Quanto à isenção da mídia, Sr. Chateaubriand, acho que só em lugares isentos de mídia. Agora apareceu uma espécie de mapeamento do espaço dos jornais dedicado a este ou aquele candidato, com qualificações tais como "positivo", "negativo" ou "neutro". Uma gracinha. É como se fosse possível quantificar subjetividades, como se fosse possível dizer "João gosta de Maria três vezes mais do que Paulo gosta de Rita, e um quinto do que Pedro gosta de Helena". Eu, hein?
** Se a eleição fosse hoje, o Lula e o Ciro passavam para o segundo turno?
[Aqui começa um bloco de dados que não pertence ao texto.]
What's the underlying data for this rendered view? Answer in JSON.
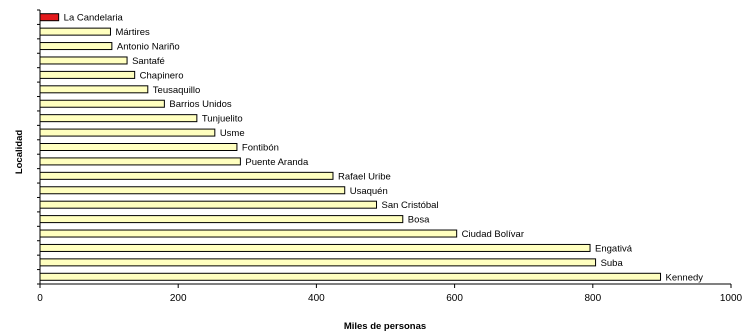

E no segundo turno, de acordo com a simulação, o Ciro ganhava do Lula? [pergunta P. Pilar, candidata a vice e namorada de candidato]
Não, cara P. E nem se a eleição fosse ontem, quando fizeram a pesquisa de campo. Não fique triste, mas a evolução dos números até agora reflete apenas o impacto da exposição na mídia dos candidatos, cada um a seu tempo e a sua época. Tem uns 50%, mais ou menos, do contingente eleitoral que não chegou a pensar nem de leve em quem pretende votar lá em outubro. E desses, uns 10% só vão se decidir no dia das eleições, logo depois de acharem o diabo-do-lugar-onde-enfiaram-o-título-de-eleitor e consultar os amigos que estão esperando lá embaixo, na kombi, prontos para a pescaria. Então, não tem nada decidido, querida amiga.
A movimentação das pesquisas desta eleição começou muito cedo, quando a filha do Sr. Sarney entrou de sola e quase entrou na cela. Números bons, mesmo, só por volta de agosto. Mas, se a prezada consulente deseja alguma coisa menos fluida, dê uma olhada no resultado das pesquisas de voto espontâneo: Lula (27%) e Serra (9%) estavam na frente do Ciro (5%), há quinze dias. Para os que se lembram de alguma coisa ? é melhor que nada. Mas é quase nada. Aliás, pesquisas até agora revelam como é forte o impacto da exposição na TV, e servem muito bem para a captação de auxílio financeiro para as campanhas, algumas na base do conta-gotas.
No caso de simulações do segundo turno, idem, idem. Mas veja a rejeição dos candidatos, que, nesta eleição, será crucial. Lembre-se que o intervalo do primeiro para o segundo turno, se houver, é extremamente curto ? serão só 21 dias (de 6 de outubro a 27 de outubro), com pouquissimos dias de exposição na mídia televisiviva. Vai ter que ser jogo rápido, e serão testadas, em pleno vôo, as incríveis coligações já urdidas, e as ainda mais inacreditáveis que serão enredadas. Vai ser uma farra para quem gosta de emoções fortes.
** Toda pesquisa de intenção de voto tem que ser divulgada pela imprensa? [pergunta Ratinho, ex-deputado e apresentador de TV]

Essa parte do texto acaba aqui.